When an admirer thrust a tiny scrap of paper into his 
          hands and asked him to write something the French violinist Jacques 
          Thibaud, at a loss, turned nonplussed to a colleague and shrugged despairingly. 
          "Just write your repertoire, Jacques," he was told. Or so 
          it’s said. It’s true that Thibaud’s repertoire was small and so was 
          that of the Trio of which he was a member for twenty-nine years. The 
          trio began in 1905 in Paris, at first privately and then with increasing 
          success and enthusiasm the three began to give soirées and then 
          the first of their concerts, in 1907. The extent of the works they performed 
          was, in fact, precisely thirty-three of which at least half were discarded 
          after a few or even just one performance. This, in essence, meant that 
          they had as their core repertoire the Beethoven Op 70, Schumann Op 63, 
          Mendelssohn, Haydn G Major and Gypsy Rondo and Schubert B Flat. Their 
          last performance, in 1934, was a private one, in Florence, after which 
          Casals, now too busy, gave up his place, which was for a time filled 
          by Pierre Fournier. Casals’ political views led to the later famous 
          breach with Cortot and Thibaud; Cortot, who had played concerts in Germany 
          during the War, apologized and was forgiven, whereas Thibaud declined 
          to genuflect to Casals and was not. 
        
 
        
Their London debut came in 1925 and was followed over 
          the next few years by recordings of their major works. They have all 
          been reissued many times in differing couplings. Here the Mendelssohn 
          from 1927 is coupled with the Schumann which was recorded the following 
          year, entirely apt disc mates and a good start to what will be Naxos’s 
          traversal of the complete trio recordings. These famous records show 
          how disparities in tonal weight are not necessarily prohibitive of lyrical 
          phrasing, how Thibaud’s beautifully elegant but concentrated tone contrasts 
          with Casals’ big tone. Not the least of the contrasts comes in passages 
          in which the fixity of the cello bass line underpins Thibaud’s spinning 
          of a melody, accompanied all the time by Cortot’s triumphant pianism. 

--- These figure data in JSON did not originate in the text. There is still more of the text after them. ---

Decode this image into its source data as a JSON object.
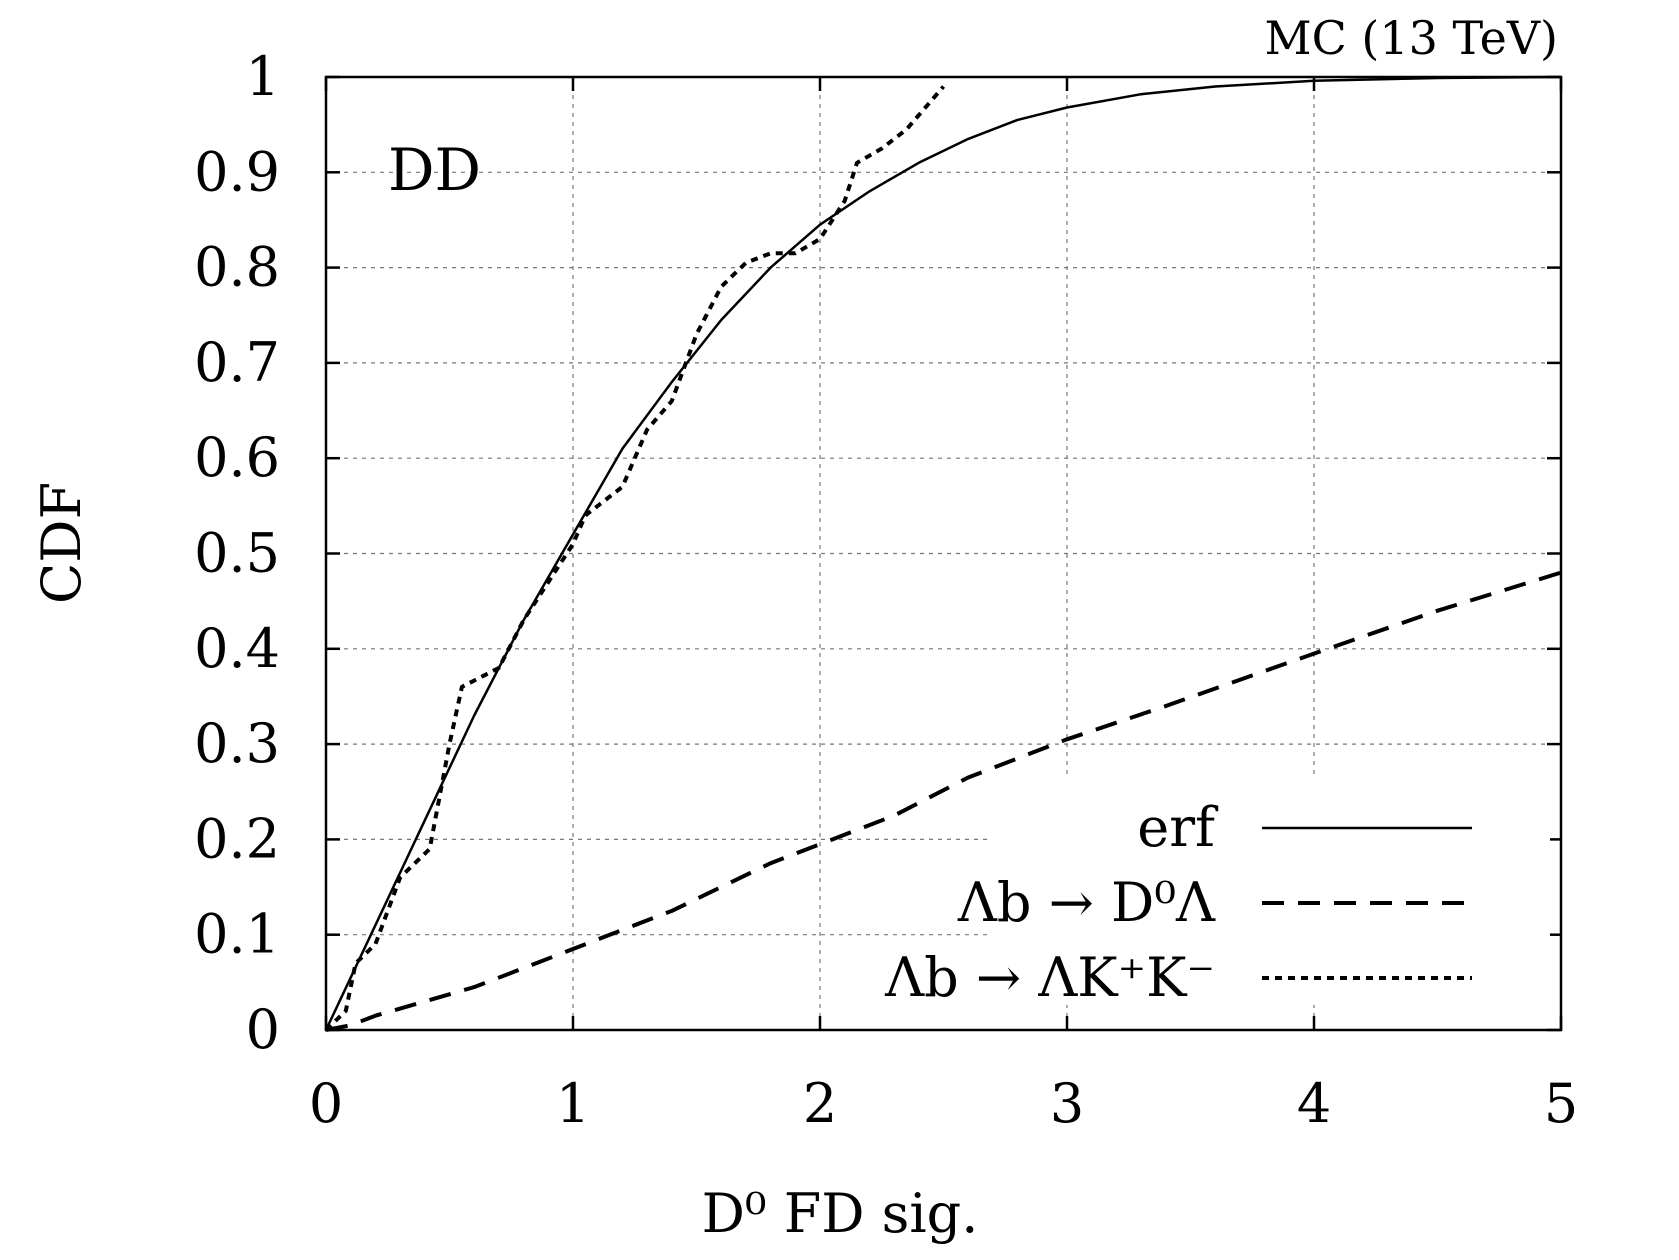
{
  "chart_data": {
    "type": "line",
    "annotation_top_right": "MC (13 TeV)",
    "annotation_top_left": "DD",
    "xlabel": "D⁰ FD sig.",
    "ylabel": "CDF",
    "xlim": [
      0,
      5
    ],
    "ylim": [
      0,
      1
    ],
    "x_ticks": [
      0,
      1,
      2,
      3,
      4,
      5
    ],
    "x_tick_labels": [
      "0",
      "1",
      "2",
      "3",
      "4",
      "5"
    ],
    "y_ticks": [
      0,
      0.1,
      0.2,
      0.3,
      0.4,
      0.5,
      0.6,
      0.7,
      0.8,
      0.9,
      1
    ],
    "y_tick_labels": [
      "0",
      "0.1",
      "0.2",
      "0.3",
      "0.4",
      "0.5",
      "0.6",
      "0.7",
      "0.8",
      "0.9",
      "1"
    ],
    "grid": true,
    "legend_position": "bottom-right",
    "series": [
      {
        "name": "erf",
        "style": "solid",
        "x": [
          0,
          0.2,
          0.4,
          0.6,
          0.8,
          1.0,
          1.2,
          1.4,
          1.6,
          1.8,
          2.0,
          2.2,
          2.4,
          2.6,
          2.8,
          3.0,
          3.3,
          3.6,
          4.0,
          4.5,
          5.0
        ],
        "y": [
          0,
          0.11,
          0.22,
          0.33,
          0.43,
          0.52,
          0.61,
          0.68,
          0.745,
          0.8,
          0.845,
          0.88,
          0.91,
          0.935,
          0.955,
          0.968,
          0.982,
          0.99,
          0.996,
          0.999,
          1.0
        ]
      },
      {
        "name": "Λb → D⁰Λ",
        "style": "dashed",
        "x": [
          0,
          0.1,
          0.2,
          0.4,
          0.6,
          0.8,
          1.0,
          1.2,
          1.4,
          1.6,
          1.8,
          2.0,
          2.3,
          2.6,
          3.0,
          3.4,
          4.0,
          4.5,
          5.0
        ],
        "y": [
          0,
          0.005,
          0.015,
          0.03,
          0.045,
          0.065,
          0.085,
          0.105,
          0.125,
          0.15,
          0.175,
          0.195,
          0.225,
          0.265,
          0.305,
          0.34,
          0.395,
          0.44,
          0.48
        ]
      },
      {
        "name": "Λb → ΛK⁺K⁻",
        "style": "dotted",
        "x": [
          0,
          0.08,
          0.12,
          0.2,
          0.3,
          0.42,
          0.5,
          0.55,
          0.7,
          0.8,
          0.9,
          1.0,
          1.05,
          1.2,
          1.3,
          1.4,
          1.5,
          1.6,
          1.7,
          1.8,
          1.9,
          2.0,
          2.1,
          2.15,
          2.25,
          2.35,
          2.45,
          2.5
        ],
        "y": [
          0,
          0.02,
          0.07,
          0.09,
          0.16,
          0.19,
          0.3,
          0.36,
          0.38,
          0.43,
          0.47,
          0.51,
          0.54,
          0.57,
          0.63,
          0.66,
          0.73,
          0.78,
          0.805,
          0.815,
          0.815,
          0.83,
          0.87,
          0.91,
          0.925,
          0.945,
          0.975,
          0.99
        ]
      }
    ]
  }
}
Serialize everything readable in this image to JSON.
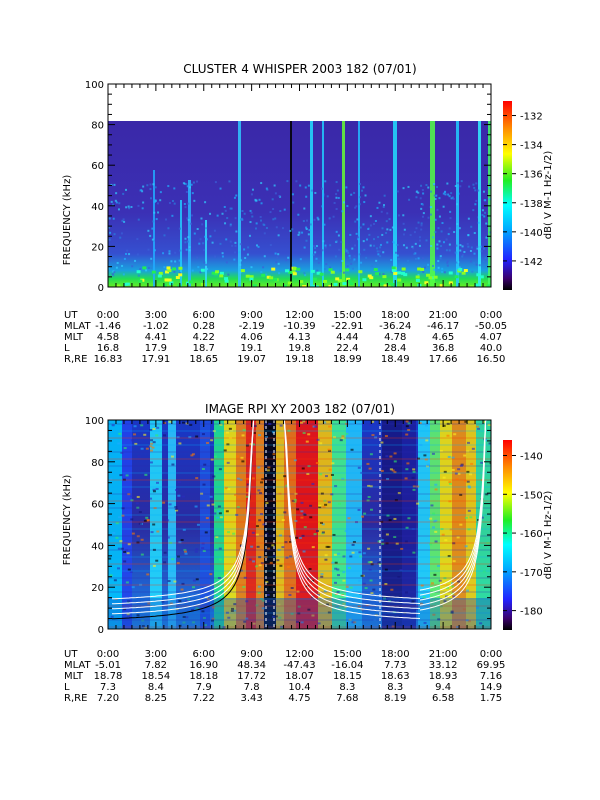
{
  "panels": [
    {
      "title": "CLUSTER 4 WHISPER 2003 182 (07/01)",
      "ylabel": "FREQUENCY (kHz)",
      "cbar_label": "dB( V M-1 Hz-1/2)",
      "cbar_ticks": [
        "-132",
        "-134",
        "-136",
        "-138",
        "-140",
        "-142"
      ],
      "ephemeris": [
        {
          "label": "UT",
          "values": [
            "0:00",
            "3:00",
            "6:00",
            "9:00",
            "12:00",
            "15:00",
            "18:00",
            "21:00",
            "0:00"
          ]
        },
        {
          "label": "MLAT",
          "values": [
            "-1.46",
            "-1.02",
            "0.28",
            "-2.19",
            "-10.39",
            "-22.91",
            "-36.24",
            "-46.17",
            "-50.05"
          ]
        },
        {
          "label": "MLT",
          "values": [
            "4.58",
            "4.41",
            "4.22",
            "4.06",
            "4.13",
            "4.44",
            "4.78",
            "4.65",
            "4.07"
          ]
        },
        {
          "label": "L",
          "values": [
            "16.8",
            "17.9",
            "18.7",
            "19.1",
            "19.8",
            "22.4",
            "28.4",
            "36.8",
            "40.0"
          ]
        },
        {
          "label": "R,RE",
          "values": [
            "16.83",
            "17.91",
            "18.65",
            "19.07",
            "19.18",
            "18.99",
            "18.49",
            "17.66",
            "16.50"
          ]
        }
      ]
    },
    {
      "title": "IMAGE RPI XY 2003 182 (07/01)",
      "ylabel": "FREQUENCY (kHz)",
      "cbar_label": "dB( V M-1 Hz-1/2)",
      "cbar_ticks": [
        "-140",
        "-150",
        "-160",
        "-170",
        "-180"
      ],
      "ephemeris": [
        {
          "label": "UT",
          "values": [
            "0:00",
            "3:00",
            "6:00",
            "9:00",
            "12:00",
            "15:00",
            "18:00",
            "21:00",
            "0:00"
          ]
        },
        {
          "label": "MLAT",
          "values": [
            "-5.01",
            "7.82",
            "16.90",
            "48.34",
            "-47.43",
            "-16.04",
            "7.73",
            "33.12",
            "69.95"
          ]
        },
        {
          "label": "MLT",
          "values": [
            "18.78",
            "18.54",
            "18.18",
            "17.72",
            "18.07",
            "18.15",
            "18.63",
            "18.93",
            "7.16"
          ]
        },
        {
          "label": "L",
          "values": [
            "7.3",
            "8.4",
            "7.9",
            "7.8",
            "10.4",
            "8.3",
            "8.3",
            "9.4",
            "14.9"
          ]
        },
        {
          "label": "R,RE",
          "values": [
            "7.20",
            "8.25",
            "7.22",
            "3.43",
            "4.75",
            "7.68",
            "8.19",
            "6.58",
            "1.75"
          ]
        }
      ]
    }
  ],
  "chart_data": [
    {
      "type": "heatmap",
      "title": "CLUSTER 4 WHISPER 2003 182 (07/01)",
      "ylabel": "FREQUENCY (kHz)",
      "x_ticks": [
        "0:00",
        "3:00",
        "6:00",
        "9:00",
        "12:00",
        "15:00",
        "18:00",
        "21:00",
        "0:00"
      ],
      "y_ticks": [
        0,
        20,
        40,
        60,
        80,
        100
      ],
      "ylim": [
        0,
        100
      ],
      "data_ylim": [
        0,
        80
      ],
      "colorbar_range_db": [
        -144,
        -131
      ],
      "colorbar_ticks": [
        -132,
        -134,
        -136,
        -138,
        -140,
        -142
      ]
    },
    {
      "type": "heatmap",
      "title": "IMAGE RPI XY 2003 182 (07/01)",
      "ylabel": "FREQUENCY (kHz)",
      "x_ticks": [
        "0:00",
        "3:00",
        "6:00",
        "9:00",
        "12:00",
        "15:00",
        "18:00",
        "21:00",
        "0:00"
      ],
      "y_ticks": [
        0,
        20,
        40,
        60,
        80,
        100
      ],
      "ylim": [
        0,
        100
      ],
      "data_ylim": [
        0,
        100
      ],
      "colorbar_range_db": [
        -185,
        -136
      ],
      "colorbar_ticks": [
        -140,
        -150,
        -160,
        -170,
        -180
      ]
    }
  ]
}
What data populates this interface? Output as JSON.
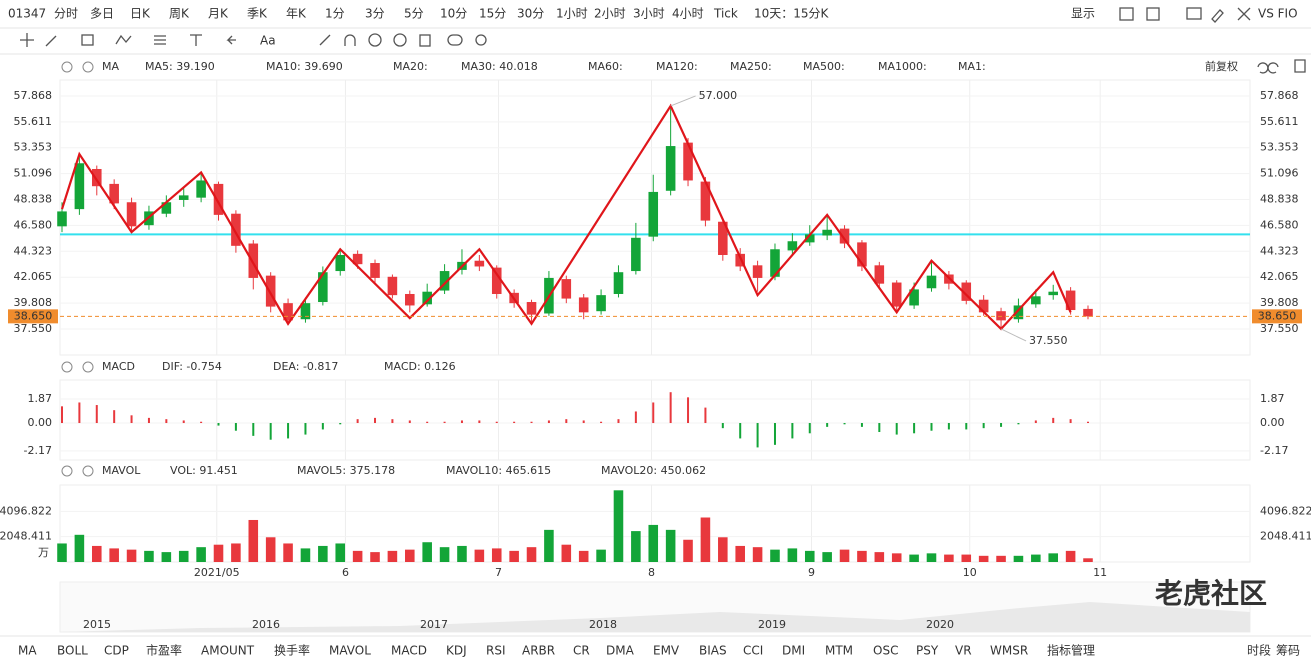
{
  "toolbar": {
    "code": "01347",
    "periods": [
      "分时",
      "多日",
      "日K",
      "周K",
      "月K",
      "季K",
      "年K",
      "1分",
      "3分",
      "5分",
      "10分",
      "15分",
      "30分",
      "1小时",
      "2小时",
      "3小时",
      "4小时",
      "Tick",
      "10天：15分K"
    ],
    "active": 2,
    "display": "显示",
    "compare": "VS FIO",
    "text_tool": "Aa"
  },
  "ma_row": {
    "name": "MA",
    "items": [
      {
        "label": "MA5: 39.190",
        "color": "#f08c2d"
      },
      {
        "label": "MA10: 39.690",
        "color": "#1a9ee0"
      },
      {
        "label": "MA20:",
        "color": "#f4b6cf"
      },
      {
        "label": "MA30: 40.018",
        "color": "#1a6fc8"
      },
      {
        "label": "MA60:",
        "color": "#9fe3e0"
      },
      {
        "label": "MA120:",
        "color": "#f5a6a6"
      },
      {
        "label": "MA250:",
        "color": "#a9dcf5"
      },
      {
        "label": "MA500:",
        "color": "#f8d3a6"
      },
      {
        "label": "MA1000:",
        "color": "#c9b6e8"
      },
      {
        "label": "MA1:",
        "color": "#c4c4c4"
      }
    ],
    "adjust": "前复权"
  },
  "macd_row": {
    "name": "MACD",
    "items": [
      {
        "label": "DIF: -0.754",
        "color": "#f08c2d"
      },
      {
        "label": "DEA: -0.817",
        "color": "#1a9ee0"
      },
      {
        "label": "MACD: 0.126",
        "color": "#d46bd6"
      }
    ]
  },
  "mavol_row": {
    "name": "MAVOL",
    "items": [
      {
        "label": "VOL: 91.451",
        "color": "#e8383d"
      },
      {
        "label": "MAVOL5: 375.178",
        "color": "#f08c2d"
      },
      {
        "label": "MAVOL10: 465.615",
        "color": "#1a9ee0"
      },
      {
        "label": "MAVOL20: 450.062",
        "color": "#d46bd6"
      }
    ]
  },
  "chart_data": [
    {
      "type": "candlestick",
      "open": [
        46.5,
        48.0,
        51.5,
        50.2,
        48.6,
        46.6,
        47.6,
        48.8,
        49.0,
        50.2,
        47.6,
        45.0,
        42.2,
        39.8,
        38.4,
        39.9,
        42.6,
        44.1,
        43.3,
        42.1,
        40.6,
        39.7,
        40.9,
        42.7,
        43.5,
        42.9,
        40.7,
        39.9,
        38.9,
        41.9,
        40.3,
        39.1,
        40.6,
        42.6,
        45.6,
        49.6,
        53.8,
        50.4,
        46.9,
        44.1,
        43.1,
        42.1,
        44.4,
        45.1,
        45.7,
        46.3,
        45.1,
        43.1,
        41.6,
        39.6,
        41.1,
        42.3,
        41.6,
        40.1,
        39.1,
        38.4,
        39.7,
        40.5,
        40.9,
        39.3
      ],
      "high": [
        48.6,
        52.8,
        51.8,
        50.6,
        49.0,
        48.3,
        49.2,
        49.8,
        51.2,
        50.4,
        47.9,
        45.3,
        42.5,
        40.2,
        40.3,
        43.0,
        44.6,
        44.4,
        43.6,
        42.3,
        40.9,
        41.5,
        43.2,
        44.5,
        44.0,
        43.1,
        41.0,
        40.1,
        42.6,
        42.2,
        40.6,
        41.0,
        43.1,
        46.8,
        51.0,
        57.0,
        54.2,
        50.8,
        47.2,
        44.6,
        43.5,
        45.0,
        45.9,
        46.6,
        47.4,
        46.6,
        45.3,
        43.4,
        41.8,
        41.6,
        43.4,
        42.6,
        41.8,
        40.5,
        39.4,
        40.2,
        41.0,
        41.4,
        41.2,
        39.6
      ],
      "low": [
        46.0,
        47.5,
        49.2,
        48.0,
        46.0,
        46.2,
        47.3,
        48.2,
        48.6,
        47.0,
        44.2,
        41.0,
        39.0,
        37.9,
        38.1,
        39.6,
        42.2,
        42.8,
        41.6,
        40.2,
        39.0,
        39.5,
        40.6,
        42.3,
        42.6,
        40.2,
        39.4,
        38.2,
        38.7,
        39.8,
        38.4,
        38.8,
        40.3,
        42.3,
        45.2,
        49.2,
        50.0,
        46.5,
        43.5,
        42.6,
        40.8,
        41.8,
        44.0,
        44.8,
        45.3,
        44.6,
        42.6,
        41.0,
        39.0,
        39.3,
        40.8,
        41.0,
        39.7,
        38.7,
        37.55,
        38.1,
        39.4,
        40.1,
        38.8,
        38.4
      ],
      "close": [
        47.8,
        52.0,
        50.0,
        48.5,
        46.5,
        47.8,
        48.6,
        49.2,
        50.5,
        47.5,
        44.8,
        42.0,
        39.5,
        38.3,
        39.8,
        42.5,
        44.0,
        43.2,
        42.0,
        40.5,
        39.6,
        40.8,
        42.6,
        43.4,
        43.0,
        40.6,
        39.8,
        38.8,
        42.0,
        40.2,
        39.0,
        40.5,
        42.5,
        45.5,
        49.5,
        53.5,
        50.5,
        47.0,
        44.0,
        43.0,
        42.0,
        44.5,
        45.2,
        45.8,
        46.2,
        45.0,
        43.0,
        41.5,
        39.5,
        41.0,
        42.2,
        41.5,
        40.0,
        39.0,
        38.3,
        39.6,
        40.4,
        40.8,
        39.2,
        38.65
      ],
      "up_color": "#13a538",
      "down_color": "#e8383d",
      "xlim": [
        0,
        59
      ],
      "xticks": [
        {
          "value": 8.9,
          "label": "2021/05"
        },
        {
          "value": 16.3,
          "label": "6"
        },
        {
          "value": 25.1,
          "label": "7"
        },
        {
          "value": 33.9,
          "label": "8"
        },
        {
          "value": 43.1,
          "label": "9"
        },
        {
          "value": 52.2,
          "label": "10"
        },
        {
          "value": 59.7,
          "label": "11"
        }
      ],
      "ylim": [
        35.28,
        59.26
      ],
      "yticks": [
        {
          "value": 37.55,
          "label": "37.550"
        },
        39.808,
        42.065,
        44.323,
        {
          "value": 46.58,
          "label": "46.580"
        },
        48.838,
        51.096,
        53.353,
        55.611,
        57.868
      ],
      "zigzag": {
        "x": [
          0,
          1,
          4,
          8,
          13,
          16,
          20,
          24,
          27,
          35,
          40,
          44,
          48,
          50,
          54,
          57,
          58
        ],
        "values": [
          48.0,
          52.8,
          46.0,
          51.2,
          38.0,
          44.5,
          38.5,
          44.5,
          38.0,
          57.0,
          40.5,
          47.5,
          39.0,
          43.5,
          37.55,
          42.5,
          39.0
        ],
        "color": "#e0161b"
      },
      "hline": {
        "value": 45.8,
        "color": "#33e0ee"
      },
      "last_price": {
        "value": 38.65,
        "label": "38.650",
        "color": "#f08c2d"
      },
      "annotations": [
        {
          "x": 35,
          "value": 57.0,
          "label": "57.000"
        },
        {
          "x": 54,
          "value": 37.55,
          "label": "37.550"
        }
      ]
    },
    {
      "type": "bar",
      "values": [
        1.3,
        1.6,
        1.4,
        1.0,
        0.6,
        0.4,
        0.3,
        0.2,
        0.1,
        -0.2,
        -0.6,
        -1.0,
        -1.3,
        -1.2,
        -0.9,
        -0.5,
        -0.1,
        0.3,
        0.4,
        0.3,
        0.2,
        0.1,
        0.1,
        0.2,
        0.2,
        0.1,
        0.1,
        0.1,
        0.2,
        0.3,
        0.2,
        0.1,
        0.3,
        0.9,
        1.6,
        2.4,
        2.0,
        1.2,
        -0.4,
        -1.2,
        -1.9,
        -1.7,
        -1.2,
        -0.8,
        -0.3,
        -0.1,
        -0.3,
        -0.7,
        -0.9,
        -0.8,
        -0.6,
        -0.5,
        -0.5,
        -0.4,
        -0.3,
        -0.1,
        0.2,
        0.4,
        0.3,
        0.1
      ],
      "pos_color": "#e8383d",
      "neg_color": "#13a538",
      "ylim": [
        -2.88,
        3.35
      ],
      "yticks": [
        -2.17,
        {
          "value": 0,
          "label": "0.00"
        },
        1.87
      ]
    },
    {
      "type": "bar",
      "values": [
        1500,
        2200,
        1300,
        1100,
        1000,
        900,
        800,
        900,
        1200,
        1400,
        1500,
        3400,
        2000,
        1500,
        1100,
        1300,
        1500,
        900,
        800,
        900,
        1000,
        1600,
        1200,
        1300,
        1000,
        1100,
        900,
        1200,
        2600,
        1400,
        900,
        1000,
        5800,
        2500,
        3000,
        2600,
        1800,
        3600,
        2000,
        1300,
        1200,
        1000,
        1100,
        900,
        800,
        1000,
        900,
        800,
        700,
        600,
        700,
        600,
        600,
        500,
        500,
        500,
        600,
        700,
        900,
        300
      ],
      "ylim": [
        0,
        6230
      ],
      "yticks": [
        2048.411,
        4096.822
      ],
      "unit": "万"
    }
  ],
  "overview": {
    "years": [
      "2015",
      "2016",
      "2017",
      "2018",
      "2019",
      "2020"
    ]
  },
  "tabs": {
    "items": [
      "MA",
      "BOLL",
      "CDP",
      "市盈率",
      "AMOUNT",
      "换手率",
      "MAVOL",
      "MACD",
      "KDJ",
      "RSI",
      "ARBR",
      "CR",
      "DMA",
      "EMV",
      "BIAS",
      "CCI",
      "DMI",
      "MTM",
      "OSC",
      "PSY",
      "VR",
      "WMSR",
      "指标管理"
    ],
    "active": [
      0,
      6,
      7,
      22
    ],
    "right": [
      "时段",
      "筹码"
    ]
  },
  "watermark": "老虎社区"
}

          The opening of the Mendelssohn is a case in point – with Casals deep, 
          rather gruff lower two strings and Thibaud’s quick, light tone making 
          their unique tonal blend. Thibaud’s portamento here is not only quite 
          characteristic of him but it’s also entirely in keeping with their Mendelssohn 
          playing which is romantic and flexible. The violinist’s playing of the 
          passage from 5’10 in this movement is ravishingly beautiful. In the 
          Andante Cortot animates his partners with his acute rhythmic left hand 
          accents and there is an unforced almost spontaneous elegance to the 
          ensemble. There is much propulsive warmth in the finale with the unison 
          passages almost revelling in those tonal disparities between the string 
          players. The Schumann, a more elusive work, is notable for the metrical 
          freedoms of all three musicians in an opening movement which is both 
          slow and involved. There are some superb sonorities in the more mysterious 
          sections of the first movement with all scaling down their playing to 
          prodigious effect. The slow movement is broad but well sustained whereas 
          the finale is quiveringly vital, with some real con fuoco phraseology 
          and a momentum that surges towards a grandly rhetorical conclusion. 
        
 
        
The transfers by Ward Marston are excellent and Tully 
          Potter’s notes cover the ground well.